Ryu, in his career, has been a second half/postseason pitcher — 2.79 ERA in the second half and a 2.30 postseason ERA — which is exactly what the Phillies lacked in the second half in 2018; a consistent arm in the second half.
2. Bryce Harper – OF – Washington Nationals
This seems rather obvious, right? Bryce Harper should be a hot commodity for any team in search of adding a bat this offseason. In a down year by Harper’s standards, he still posted an OPS of .889, and led the league with 130 walks. Let’s also not forget that Harper won an MVP award in 2015, and was well on his way to his second recognition in 2017 before he hyperextended his knee.

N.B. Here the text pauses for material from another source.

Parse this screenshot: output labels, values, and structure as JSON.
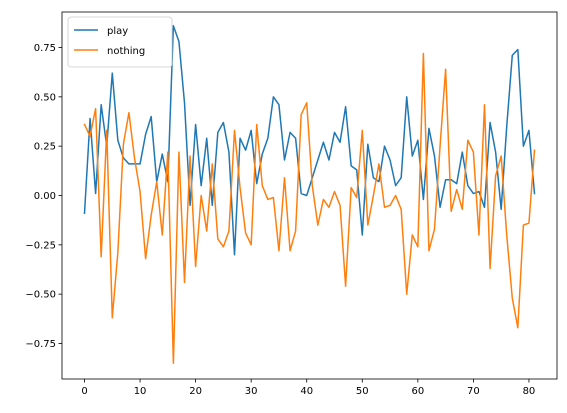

Even though the Phillies have young players who are capable of attracting a fanbase, nobody is more box office than Bryce Harper. His whole “Make Baseball Fun Again” campaign, on top of his fiery passion and explosive presence in the lineup, the Phillies should hand this man a blank check and say, “listen, this is how bad we want you.”
The Phillies outfield seems pretty set in stone as of right now; with Hoskins, Herrera, and Williams, but if there is one player that Phillies GM Matt Klentak should be going all-in for this winter, it should be Bryce Harper.
3. Cody Allen – RHP – Cleveland Indians
If there is one thing, from start to finish, that the Phillies lacked consistency in at any point, it was the bullpen. Ranking as the 13th-worst bullpen in the league with a pedestrian 4.19 ERA. While Cody Allen had a very shaky season in 2018 for the Tribe, he’s still one of the better arms on the market. Having to split time as closer with Brad Hand didn’t help his cause, as he posted a 7.09 ERA in non-save situations.
What Allen brings is a guy with postseason experience, as well as the ability to work more than three outs; so you could realistically bring him in with one out and a man on, and he could give you five outs. He’s a solid right-handed arm, and the Phillies are in no position to say no to that.
The Phillies are poised for success in the coming years. However, this offseason could prove huge for how soon they can begin their reign on the National League East.